Saturday, December 10, 2016

The Ten Commandments of Gym Etiquette

We've all seen them.  The guys who grunt like gorillas as they flop weights on the floor (or their chest).  The guys who act like they're at a private pool party, or those who linger at a station without ever working out.  It seems every gym there is that one guy who just needs to be slapped upside the head for acting like an idiot.  However, if you follow these simple rules, you will make sure that you are not counted among the idiots --thus avoiding being smacked.

1.  Thou shalt work out at the gym!  You need a bench, but the last one has someone sitting on it.  You give him the benefit of the doubt.  "Maybe he is doing a strength program and is taking a 3 minute rest between sets," you say to yourself.  You look at the bar, loaded with a 25# plate on each side and shrug.  You finish two exercises (not sets, but two whole exercises) in the amount of time the lurker has done one set.  Now you need the bench and he is still there.  The urge to smack him bubbles up as you grudgingly walk to a chest press machine...

2.  Thou shalt not talk on your phone in the gym!  Ok, so there may be some circumstances that warrant a cell phone break.  But, if it is a true emergency, get off the equipment and take the call outside of the working area.  Your chatter is annoying, and to see you sitting in a power rack yakking on the phone while I am ready to do some heavy squats makes me want to break your phone...

3.  Thou shalt use proper form!  Yes, your body has some natural elasticity, but that does not mean you should bounce 350 pounds off your rib cage like a springboard!  If you can't lift the weight with proper form and accurate tempo, decrease the weight.  You may think it is none of my business, but in truth, if you splatter yourself across my favorite bench I may not be able to use it again.  Not to mention, it will be me, or someone like me, dropping our own workout to run over and save you after we see you crush yourself into oblivion.

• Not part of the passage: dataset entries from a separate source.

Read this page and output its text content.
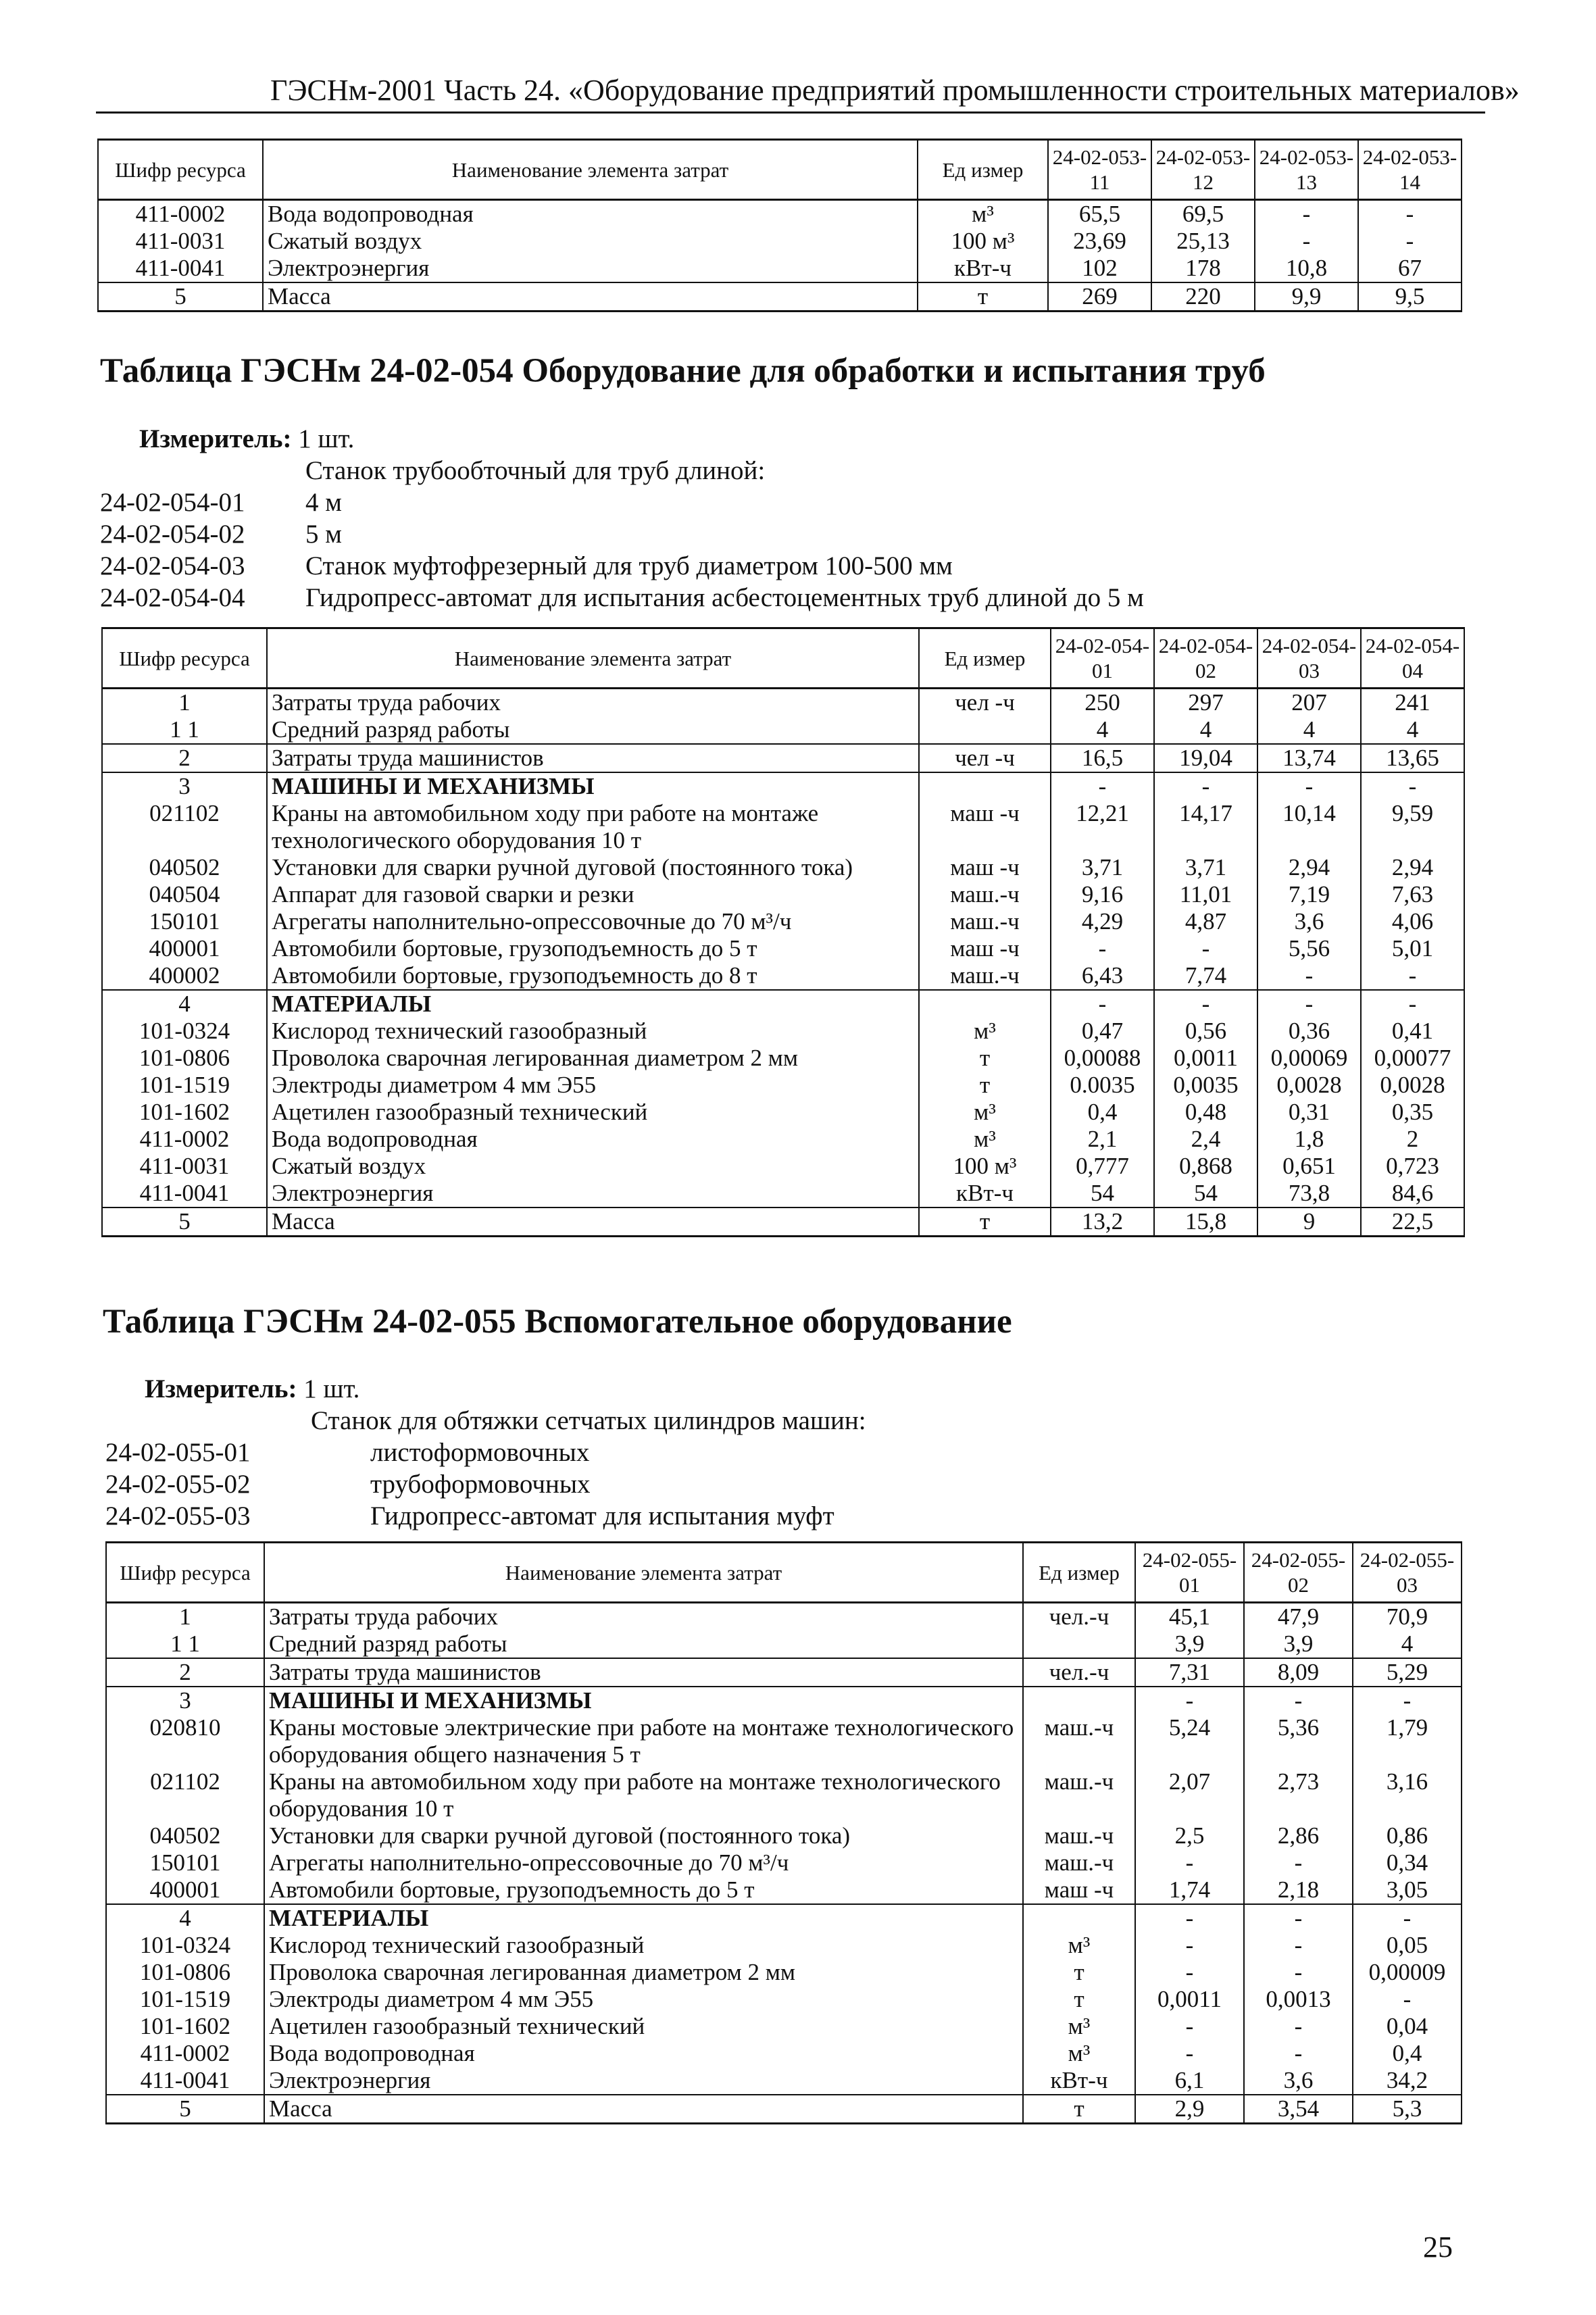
ГЭСНм-2001 Часть 24. «Оборудование предприятий промышленности строительных материалов»
Шифр ресурса	Наименование элемента затрат	Ед измер	24-02-053-11	24-02-053-12	24-02-053-13	24-02-053-14
411-0002	Вода водопроводная	м³	65,5	69,5	-	-
411-0031	Сжатый воздух	100 м³	23,69	25,13	-	-
411-0041	Электроэнергия	кВт-ч	102	178	10,8	67
5	Масса	т	269	220	9,9	9,5
Таблица ГЭСНм 24-02-054 Оборудование для обработки и испытания труб
Измеритель: 1 шт.
Станок трубообточный для труб длиной:
24-02-054-01 4 м
24-02-054-02 5 м
24-02-054-03 Станок муфтофрезерный для труб диаметром 100-500 мм
24-02-054-04 Гидропресс-автомат для испытания асбестоцементных труб длиной до 5 м
Шифр ресурса	Наименование элемента затрат	Ед измер	24-02-054-01	24-02-054-02	24-02-054-03	24-02-054-04
1	Затраты труда рабочих	чел -ч	250	297	207	241
1 1	Средний разряд работы		4	4	4	4
2	Затраты труда машинистов	чел -ч	16,5	19,04	13,74	13,65
3	МАШИНЫ И МЕХАНИЗМЫ		-	-	-	-
021102	Краны на автомобильном ходу при работе на монтаже технологического оборудования 10 т	маш -ч	12,21	14,17	10,14	9,59
040502	Установки для сварки ручной дуговой (постоянного тока)	маш -ч	3,71	3,71	2,94	2,94
040504	Аппарат для газовой сварки и резки	маш.-ч	9,16	11,01	7,19	7,63
150101	Агрегаты наполнительно-опрессовочные до 70 м³/ч	маш.-ч	4,29	4,87	3,6	4,06
400001	Автомобили бортовые, грузоподъемность до 5 т	маш -ч	-	-	5,56	5,01
400002	Автомобили бортовые, грузоподъемность до 8 т	маш.-ч	6,43	7,74	-	-
4	МАТЕРИАЛЫ		-	-	-	-
101-0324	Кислород технический газообразный	м³	0,47	0,56	0,36	0,41
101-0806	Проволока сварочная легированная диаметром 2 мм	т	0,00088	0,0011	0,00069	0,00077
101-1519	Электроды диаметром 4 мм Э55	т	0.0035	0,0035	0,0028	0,0028
101-1602	Ацетилен газообразный технический	м³	0,4	0,48	0,31	0,35
411-0002	Вода водопроводная	м³	2,1	2,4	1,8	2
411-0031	Сжатый воздух	100 м³	0,777	0,868	0,651	0,723
411-0041	Электроэнергия	кВт-ч	54	54	73,8	84,6
5	Масса	т	13,2	15,8	9	22,5
Таблица ГЭСНм 24-02-055 Вспомогательное оборудование
Измеритель: 1 шт.
Станок для обтяжки сетчатых цилиндров машин:
24-02-055-01	листоформовочных
24-02-055-02	трубоформовочных
24-02-055-03	Гидропресс-автомат для испытания муфт
Шифр ресурса	Наименование элемента затрат	Ед измер	24-02-055-01	24-02-055-02	24-02-055-03
1	Затраты труда рабочих	чел.-ч	45,1	47,9	70,9
1 1	Средний разряд работы		3,9	3,9	4
2	Затраты труда машинистов	чел.-ч	7,31	8,09	5,29
3	МАШИНЫ И МЕХАНИЗМЫ		-	-	-
020810	Краны мостовые электрические при работе на монтаже технологического оборудования общего назначения 5 т	маш.-ч	5,24	5,36	1,79
021102	Краны на автомобильном ходу при работе на монтаже технологического оборудования 10 т	маш.-ч	2,07	2,73	3,16
040502	Установки для сварки ручной дуговой (постоянного тока)	маш.-ч	2,5	2,86	0,86
150101	Агрегаты наполнительно-опрессовочные до 70 м³/ч	маш.-ч	-	-	0,34
400001	Автомобили бортовые, грузоподъемность до 5 т	маш -ч	1,74	2,18	3,05
4	МАТЕРИАЛЫ		-	-	-
101-0324	Кислород технический газообразный	м³	-	-	0,05
101-0806	Проволока сварочная легированная диаметром 2 мм	т	-	-	0,00009
101-1519	Электроды диаметром 4 мм Э55	т	0,0011	0,0013	-
101-1602	Ацетилен газообразный технический	м³	-	-	0,04
411-0002	Вода водопроводная	м³	-	-	0,4
411-0041	Электроэнергия	кВт-ч	6,1	3,6	34,2
5	Масса	т	2,9	3,54	5,3
25
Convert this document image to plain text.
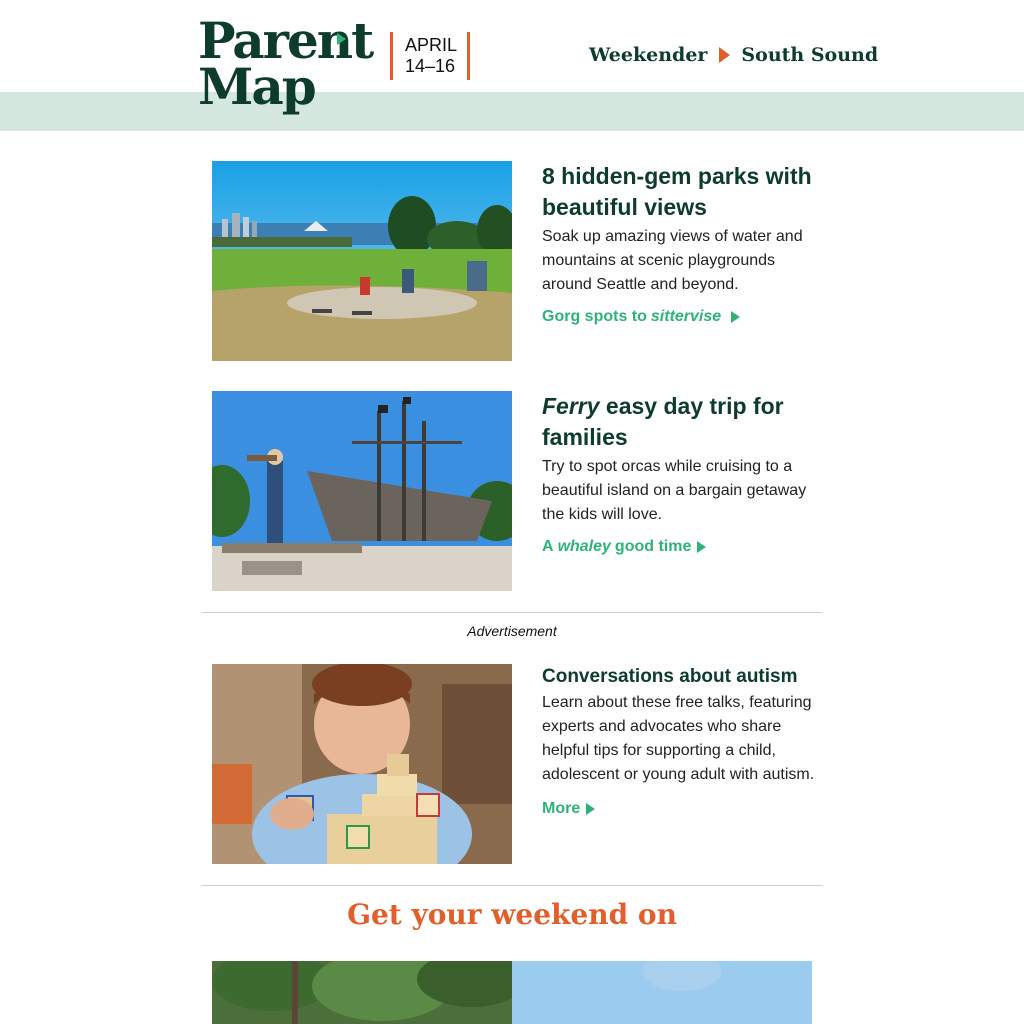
Parent
Map
APRIL
14–16	Weekender South Sound
8 hidden-gem parks with beautiful views
Soak up amazing views of water and mountains at scenic playgrounds around Seattle and beyond.
Gorg spots to sittervise
Ferry easy day trip for families
Try to spot orcas while cruising to a beautiful island on a bargain getaway the kids will love.
A whaley good time
Advertisement
Conversations about autism
Learn about these free talks, featuring experts and advocates who share helpful tips for supporting a child, adolescent or young adult with autism.
More
Get your weekend on
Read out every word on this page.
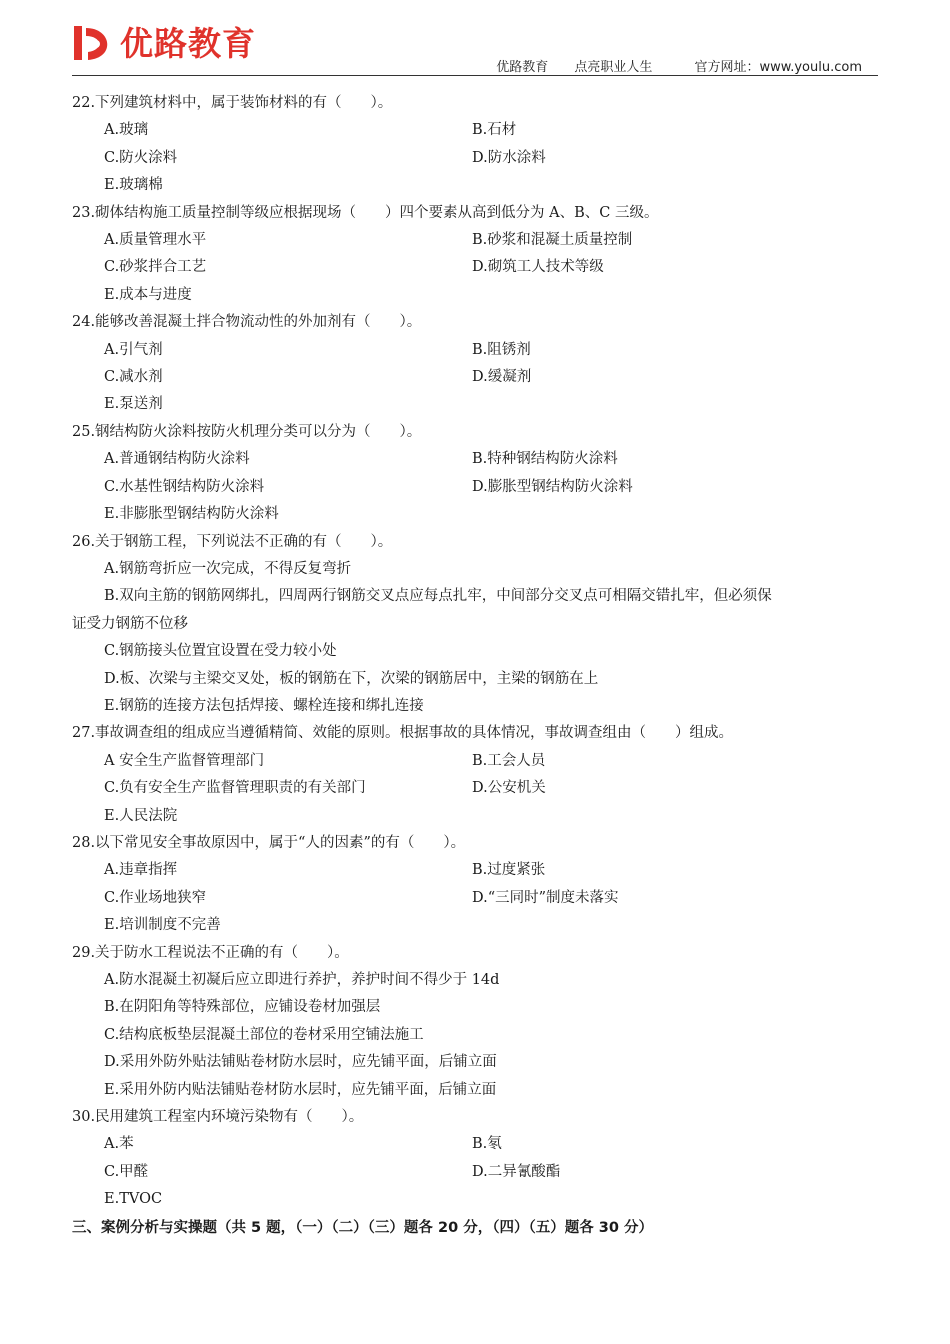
优路教育
优路教育 点亮职业人生	官方网址：www.youlu.com
22.下列建筑材料中，属于装饰材料的有（　　）。
A.玻璃	B.石材
C.防火涂料	D.防水涂料
E.玻璃棉
23.砌体结构施工质量控制等级应根据现场（　　）四个要素从高到低分为 A、B、C 三级。
A.质量管理水平	B.砂浆和混凝土质量控制
C.砂浆拌合工艺	D.砌筑工人技术等级
E.成本与进度
24.能够改善混凝土拌合物流动性的外加剂有（　　）。
A.引气剂	B.阻锈剂
C.减水剂	D.缓凝剂
E.泵送剂
25.钢结构防火涂料按防火机理分类可以分为（　　）。
A.普通钢结构防火涂料	B.特种钢结构防火涂料
C.水基性钢结构防火涂料	D.膨胀型钢结构防火涂料
E.非膨胀型钢结构防火涂料
26.关于钢筋工程，下列说法不正确的有（　　）。
A.钢筋弯折应一次完成，不得反复弯折
B.双向主筋的钢筋网绑扎，四周两行钢筋交叉点应每点扎牢，中间部分交叉点可相隔交错扎牢，但必须保
证受力钢筋不位移
C.钢筋接头位置宜设置在受力较小处
D.板、次梁与主梁交叉处，板的钢筋在下，次梁的钢筋居中，主梁的钢筋在上
E.钢筋的连接方法包括焊接、螺栓连接和绑扎连接
27.事故调查组的组成应当遵循精简、效能的原则。根据事故的具体情况，事故调查组由（　　）组成。
A 安全生产监督管理部门	B.工会人员
C.负有安全生产监督管理职责的有关部门	D.公安机关
E.人民法院
28.以下常见安全事故原因中，属于“人的因素”的有（　　）。
A.违章指挥	B.过度紧张
C.作业场地狭窄	D.“三同时”制度未落实
E.培训制度不完善
29.关于防水工程说法不正确的有（　　）。
A.防水混凝土初凝后应立即进行养护，养护时间不得少于 14d
B.在阴阳角等特殊部位，应铺设卷材加强层
C.结构底板垫层混凝土部位的卷材采用空铺法施工
D.采用外防外贴法铺贴卷材防水层时，应先铺平面，后铺立面
E.采用外防内贴法铺贴卷材防水层时，应先铺平面，后铺立面
30.民用建筑工程室内环境污染物有（　　）。
A.苯	B.氡
C.甲醛	D.二异氰酸酯
E.TVOC
三、案例分析与实操题（共 5 题，（一）（二）（三）题各 20 分，（四）（五）题各 30 分）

4. Thou shalt not claim multiple stations!  Okay, so if you are super setting or tri-setting and rapidly moving from one station to the next and back again with little or no rest, nobody will complain.  If anything, we will admire your hard work.  But, when you start claiming four or more stations, I will cut in and use the one I need.  If you are circuit training, I can likely get a set or two done before you cycle back to the one station I need anyway- but don't try to keep others away from every station in the gym.

5. Thou shalt clean up after thyself!  Seriously- you won't find me spitting on your back, so I expect you to clean up that pool of sweat you just made on the bench.  Most every gym provides squirt bottles and paper towels for this reason.  For those of us who sweat heavily- bring a towel to the gym with you.

6. Thou shalt not leave thy stuff lying around the gym!  Occasionally forgetting your keys next to a station is no big deal.  But, leaving Ipods, keys, wraps, belts, jackets, food, etc. on work stations you are not using is annoying.  I shouldn't have to pause to find an owner of a pile of towels to see whether they are claiming the station I need next, and I certainly shouldn't have to clean up after someone else.  It's a gym, not your living room.

7.  Thou shalt not drop the weights!  If you can't replace the bar after your set without making it sound like Godzilla just stepped on the roof, then you should go lighter.  Throwing massive amounts of weight to the ground with a furious roar may make you feel like a giant beast, but it makes you look like a giant jerk.  Additionally, it is not good for the weights, the floor, or your body.  Iron plates can split, machines can break, and your foot that you mistakenly thought was out of the way can be flattened.

8.  Thou shalt put away the weights!  Seriously, if you can't take the extra few seconds to put the plates back on the weight tree where you got them, you need to reevaluate how busy your life is.  While I know for some exercises putting the weights away can be an exercise in itself (thinking of 1,000 pound leg presses) aren't we there to lift weights?  So why not put them away yourself?

9.  Thou shalt not curl in the squat rack!  Alright, so it is convenient to curl in the squat rack.  However, is there anything more aggravating than walking into the gym, psyching yourself up to do some heavy squats with 1/4 ton on your back and then seeing all the racks taken by guys curling 50-60 pounds in them?  (If you are doing heavy curls above 225, I'll respect that, but even then you should be able to use a space other than the squat rack.)

10.  Thou shalt not socialize in the gym!  Of course you can ask someone for a spot when you need it, or maybe for a quick tip about form.  Other than that though, you should avoid saying much to anyone there.  We are there to work.  It is very easy to kill a workout by breaking into a "short" conversation instead of actively monitoring your rest periods.  Of course, you don't want to seem like a jerk either, but usually a slight nod or a quick hello and a wave are enough to let people understand that you are friendly, and serious about your workouts.  If you have things to chat about- catch them on the way out of the gym.